Kamis, 05 Juni 2014

Bisnis Properti Australia Cerita Iwan Sunito

Profil Pengusaha Iwan Sunito



Sering tidak naik kelas bukan berarti tak mampu. Seorang Iwan Sunito mengakui menjadi orang bodoh itu membosankan. Meski pernah tidak kelas di SMA, kini, ia adalah salah satu pengusaha keturunan Indonesia yang berprestasi. Meski telah menjadi warga negara Australia Iwan masih aktif menjadi pembicara untuk mereka para pengusaha muda Indonesia. Dia dikenal sebagai CEO Crown International Holding Group, perusahaan properti besar di Australia.

Ia menyebut hidupnya "fortunate life", keberuntung sekali. Dari Surabaya, lahir disana kemudian tinggal di Kalimantan, di sebuah rumah kayu sederhana. Pengalaman Indah. Baginya berenang di sungai yang dalam, adem, yang ada buayanya. Pengalaman malam- malam mencari udang bermodal tombak. Pengalaman indah berlari- lari di hutan Kalimantan, baginya semuanya adalah sebuah keberuntungan. Ya, Iwan tentunya kini tak akan merasakan hal itu lagi. Hidupnya tentang bersyukur dulu dan sekarang.

Bisnis berkesan


"Rain forest. Kalimantan Tengah. Pangkalan Bun, it's really beautiful," ujarnya. Menjadi pengusaha ternyata sudah menjadi impian pria yang dikenal sebagai "Raja Properti Sydney". Ibunya hanya seorang pengusaha kecil begitu pula ayahnya. Namun pengalaman melihat mereka, terutama sang ibu, merintis bisnis dari bawah dan bagaimana menawarkan kue- kue tersebut memberikan kesan tersendiri. Hanya bisnis kue kecil- kecilan tapi kesannya mampu membangkitkan semangat Iwan.

Meski sekolah berantakan sejak SD, SMP, sampai SMA, ia mengaku bukan orang bodoh. Mungkin karena lingkungan yang tidak mendukung. Atau, gurunya yang tidak baik ucapnya bercanda disela- sela wawancara dengan Vivanews. Iwan menirukan bagaimana dia dan kawan- kawanya selalu menyalahkan guru. Mereka bukanlah achiever lugasanya, selalu menyalahkan guru atas nilai- nilai jelek mereka. "Wah gurunya sentimen sama saya, kalau saya tidak naik kelas," tirunya.

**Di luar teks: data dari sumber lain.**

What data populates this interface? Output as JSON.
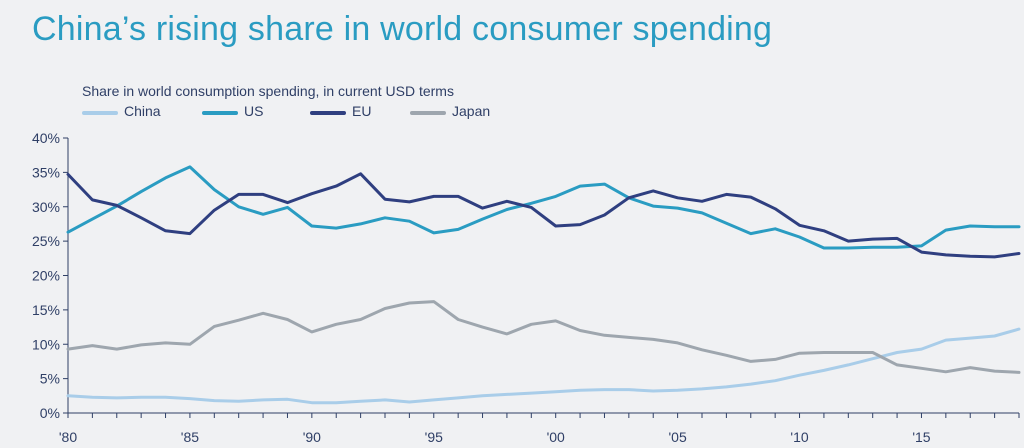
{
  "title": "China’s rising share in world consumer spending",
  "subtitle": "Share in world consumption spending, in current USD terms",
  "chart_data": {
    "type": "line",
    "title": "China’s rising share in world consumer spending",
    "subtitle": "Share in world consumption spending, in current USD terms",
    "xlabel": "",
    "ylabel": "",
    "x": [
      1980,
      1981,
      1982,
      1983,
      1984,
      1985,
      1986,
      1987,
      1988,
      1989,
      1990,
      1991,
      1992,
      1993,
      1994,
      1995,
      1996,
      1997,
      1998,
      1999,
      2000,
      2001,
      2002,
      2003,
      2004,
      2005,
      2006,
      2007,
      2008,
      2009,
      2010,
      2011,
      2012,
      2013,
      2014,
      2015,
      2016,
      2017,
      2018,
      2019
    ],
    "xlim": [
      1980,
      2019
    ],
    "ylim": [
      0,
      40
    ],
    "y_ticks": [
      0,
      5,
      10,
      15,
      20,
      25,
      30,
      35,
      40
    ],
    "y_tick_labels": [
      "0%",
      "5%",
      "10%",
      "15%",
      "20%",
      "25%",
      "30%",
      "35%",
      "40%"
    ],
    "x_ticks": [
      1980,
      1985,
      1990,
      1995,
      2000,
      2005,
      2010,
      2015
    ],
    "x_tick_labels": [
      "'80",
      "'85",
      "'90",
      "'95",
      "'00",
      "'05",
      "'10",
      "'15"
    ],
    "grid": false,
    "legend_position": "top-left",
    "series": [
      {
        "name": "China",
        "color": "#a9cde9",
        "values": [
          2.5,
          2.3,
          2.2,
          2.3,
          2.3,
          2.1,
          1.8,
          1.7,
          1.9,
          2.0,
          1.5,
          1.5,
          1.7,
          1.9,
          1.6,
          1.9,
          2.2,
          2.5,
          2.7,
          2.9,
          3.1,
          3.3,
          3.4,
          3.4,
          3.2,
          3.3,
          3.5,
          3.8,
          4.2,
          4.7,
          5.5,
          6.2,
          7.0,
          7.9,
          8.8,
          9.3,
          10.6,
          10.9,
          11.2,
          12.2
        ]
      },
      {
        "name": "US",
        "color": "#2a9cc2",
        "values": [
          26.3,
          28.2,
          30.1,
          32.2,
          34.2,
          35.8,
          32.5,
          30.0,
          28.9,
          29.9,
          27.2,
          26.9,
          27.5,
          28.4,
          27.9,
          26.2,
          26.7,
          28.2,
          29.6,
          30.5,
          31.5,
          33.0,
          33.3,
          31.3,
          30.1,
          29.8,
          29.1,
          27.6,
          26.1,
          26.8,
          25.6,
          24.0,
          24.0,
          24.1,
          24.1,
          24.3,
          26.6,
          27.2,
          27.1,
          27.1
        ]
      },
      {
        "name": "EU",
        "color": "#2f3f80",
        "values": [
          34.7,
          31.0,
          30.2,
          28.4,
          26.5,
          26.1,
          29.5,
          31.8,
          31.8,
          30.6,
          31.9,
          33.0,
          34.8,
          31.1,
          30.7,
          31.5,
          31.5,
          29.8,
          30.8,
          29.9,
          27.2,
          27.4,
          28.8,
          31.3,
          32.3,
          31.3,
          30.8,
          31.8,
          31.4,
          29.7,
          27.3,
          26.5,
          25.0,
          25.3,
          25.4,
          23.4,
          23.0,
          22.8,
          22.7,
          23.2
        ]
      },
      {
        "name": "Japan",
        "color": "#9ea6ae",
        "values": [
          9.3,
          9.8,
          9.3,
          9.9,
          10.2,
          10.0,
          12.6,
          13.5,
          14.5,
          13.6,
          11.8,
          12.9,
          13.6,
          15.2,
          16.0,
          16.2,
          13.6,
          12.5,
          11.5,
          12.9,
          13.4,
          12.0,
          11.3,
          11.0,
          10.7,
          10.2,
          9.2,
          8.4,
          7.5,
          7.8,
          8.7,
          8.8,
          8.8,
          8.8,
          7.0,
          6.5,
          6.0,
          6.6,
          6.1,
          5.9
        ]
      }
    ]
  }
}
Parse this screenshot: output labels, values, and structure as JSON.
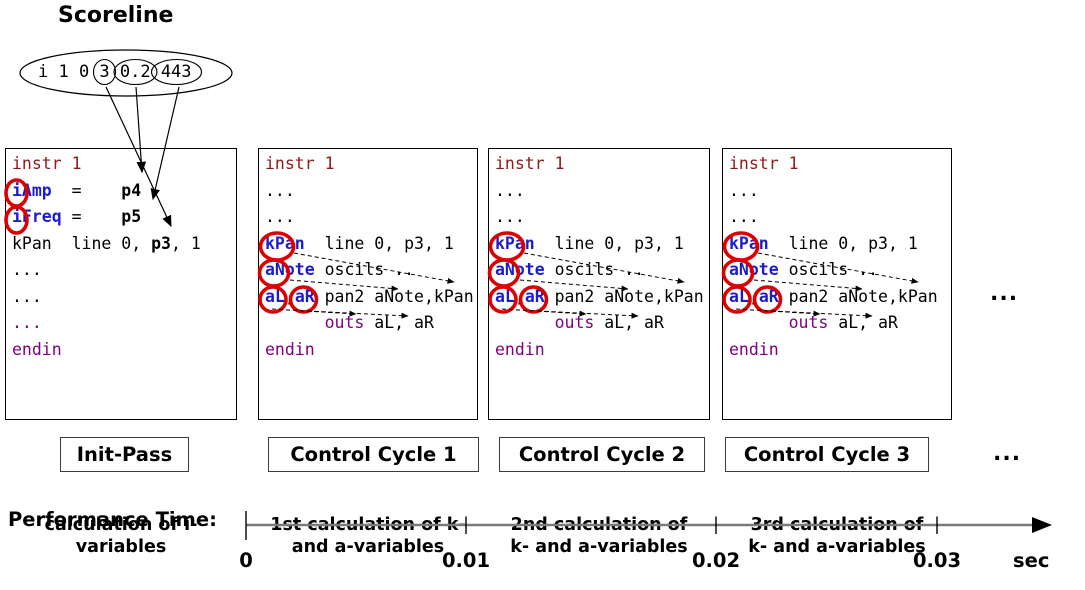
{
  "title": "Scoreline",
  "scoreline": {
    "text": "i 1 0 3 0.2 443",
    "circled_tokens": [
      "3",
      "0.2",
      "443"
    ]
  },
  "boxes": [
    {
      "label": "Init-Pass",
      "caption": [
        "calculation of i-",
        "variables"
      ],
      "lines": [
        [
          {
            "t": "instr 1",
            "c": "maroon"
          }
        ],
        [
          {
            "t": "iAmp",
            "c": "blue",
            "b": 1
          },
          {
            "t": "  =    ",
            "c": "black"
          },
          {
            "t": "p4",
            "c": "black",
            "b": 1
          }
        ],
        [
          {
            "t": "iFreq",
            "c": "blue",
            "b": 1
          },
          {
            "t": " =    ",
            "c": "black"
          },
          {
            "t": "p5",
            "c": "black",
            "b": 1
          }
        ],
        [
          {
            "t": "kPan  line 0, ",
            "c": "black"
          },
          {
            "t": "p3",
            "c": "black",
            "b": 1
          },
          {
            "t": ", 1",
            "c": "black"
          }
        ],
        [
          {
            "t": "...",
            "c": "black"
          }
        ],
        [
          {
            "t": "...",
            "c": "black"
          }
        ],
        [
          {
            "t": "...",
            "c": "purple"
          }
        ],
        [
          {
            "t": "endin",
            "c": "purple"
          }
        ]
      ]
    },
    {
      "label": "Control Cycle 1",
      "caption": [
        "1st calculation of k-",
        "and a-variables"
      ],
      "lines": [
        [
          {
            "t": "instr 1",
            "c": "maroon"
          }
        ],
        [
          {
            "t": "...",
            "c": "black"
          }
        ],
        [
          {
            "t": "...",
            "c": "black"
          }
        ],
        [
          {
            "t": "kPan",
            "c": "blue",
            "b": 1
          },
          {
            "t": "  line 0, p3, 1",
            "c": "black"
          }
        ],
        [
          {
            "t": "aNote",
            "c": "blue",
            "b": 1
          },
          {
            "t": " oscils ..",
            "c": "black"
          }
        ],
        [
          {
            "t": "aL",
            "c": "blue",
            "b": 1
          },
          {
            "t": ",",
            "c": "black"
          },
          {
            "t": "aR",
            "c": "blue",
            "b": 1
          },
          {
            "t": " pan2 aNote,kPan",
            "c": "black"
          }
        ],
        [
          {
            "t": "      ",
            "c": "black"
          },
          {
            "t": "outs",
            "c": "purple"
          },
          {
            "t": " aL, aR",
            "c": "black"
          }
        ],
        [
          {
            "t": "endin",
            "c": "purple"
          }
        ]
      ]
    },
    {
      "label": "Control Cycle 2",
      "caption": [
        "2nd calculation of",
        "k- and a-variables"
      ],
      "lines": [
        [
          {
            "t": "instr 1",
            "c": "maroon"
          }
        ],
        [
          {
            "t": "...",
            "c": "black"
          }
        ],
        [
          {
            "t": "...",
            "c": "black"
          }
        ],
        [
          {
            "t": "kPan",
            "c": "blue",
            "b": 1
          },
          {
            "t": "  line 0, p3, 1",
            "c": "black"
          }
        ],
        [
          {
            "t": "aNote",
            "c": "blue",
            "b": 1
          },
          {
            "t": " oscils ..",
            "c": "black"
          }
        ],
        [
          {
            "t": "aL",
            "c": "blue",
            "b": 1
          },
          {
            "t": ",",
            "c": "black"
          },
          {
            "t": "aR",
            "c": "blue",
            "b": 1
          },
          {
            "t": " pan2 aNote,kPan",
            "c": "black"
          }
        ],
        [
          {
            "t": "      ",
            "c": "black"
          },
          {
            "t": "outs",
            "c": "purple"
          },
          {
            "t": " aL, aR",
            "c": "black"
          }
        ],
        [
          {
            "t": "endin",
            "c": "purple"
          }
        ]
      ]
    },
    {
      "label": "Control Cycle 3",
      "caption": [
        "3rd calculation of",
        "k- and a-variables"
      ],
      "lines": [
        [
          {
            "t": "instr 1",
            "c": "maroon"
          }
        ],
        [
          {
            "t": "...",
            "c": "black"
          }
        ],
        [
          {
            "t": "...",
            "c": "black"
          }
        ],
        [
          {
            "t": "kPan",
            "c": "blue",
            "b": 1
          },
          {
            "t": "  line 0, p3, 1",
            "c": "black"
          }
        ],
        [
          {
            "t": "aNote",
            "c": "blue",
            "b": 1
          },
          {
            "t": " oscils ..",
            "c": "black"
          }
        ],
        [
          {
            "t": "aL",
            "c": "blue",
            "b": 1
          },
          {
            "t": ",",
            "c": "black"
          },
          {
            "t": "aR",
            "c": "blue",
            "b": 1
          },
          {
            "t": " pan2 aNote,kPan",
            "c": "black"
          }
        ],
        [
          {
            "t": "      ",
            "c": "black"
          },
          {
            "t": "outs",
            "c": "purple"
          },
          {
            "t": " aL, aR",
            "c": "black"
          }
        ],
        [
          {
            "t": "endin",
            "c": "purple"
          }
        ]
      ]
    }
  ],
  "ellipsis_after_code": "...",
  "ellipsis_after_labels": "...",
  "timeline": {
    "label": "Performance Time:",
    "ticks": [
      "0",
      "0.01",
      "0.02",
      "0.03"
    ],
    "unit": "sec"
  },
  "colors": {
    "maroon": "#8b1a1a",
    "blue": "#1c1ccd",
    "purple": "#800080",
    "black": "#000000",
    "circle_red": "#dd0000",
    "timeline_gray": "#7a7a7a"
  }
}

Tidak pernah lulus dan harus mengulang satu tahun lagi, nilai Iwan semakin baik. Setelah pindah ke Australia ada tekat tersendiri dalam dirinya. Tekat untuk berubah. Buktinya ia sukses bersekolah di Australia dengan segala perbedaan kultur, ijasahnya Australia. Orang tua Iwan sendiri yang mengirim pura- putranya ke Australia untuk bersekolah meski harus bersusah payah. Singkatnya Iwan berangkat sendiri ke Australia menyusul kakaknya, sedangkan orang tuanya ada di Indonesia masih bisnis kecil- kecilan.

Di Australia Iwan memborong dua gelar sekaligus, serjana arsitektur dan master manajemen konstruksi. Dua gelar yang bermanfaat untuk mendukung bisnisnya kelak. Setelah lulus kuliah ia tak langsung memasang tarif, justru rela mengerjakan tanpa upah. Dia pun mau mengerjakan proyek- proyek kecil. Sambil mengambil gelar master manajemen konstruksi ia sibuk mengerjakan beberapa rumah.

"Sambil mendengarkan pengajar, saya tahu bagaimana practical prosess-nya. Kebanyakan student-student lain hanya dengar, tetapi nggak tahu di mana konteksnya. Saya dengar, saya menangkapnya lebih cepat," terangnya.

Iwan bekerja di sebuah perusahaan arsitek selama enam bulan. Bukan perusahaan biasa karena perusahaan itu pernah membangun konstruksi untuk Olympic 2000. "Saya kerjanya menggambar. Setelah enam bulan, saya nggak bisa berdedikasi, saya keluar. Setelah itu, saya mengambil master," jelasnya. Di tahun 1994, barulah dia membuka bisnis sendiri yaitu bisnis arsitektur. Mulai dari satu bisnis itulah bisnis Crown Group berdiri, dari satu usaha bergabung dengan grup usaha lainnya.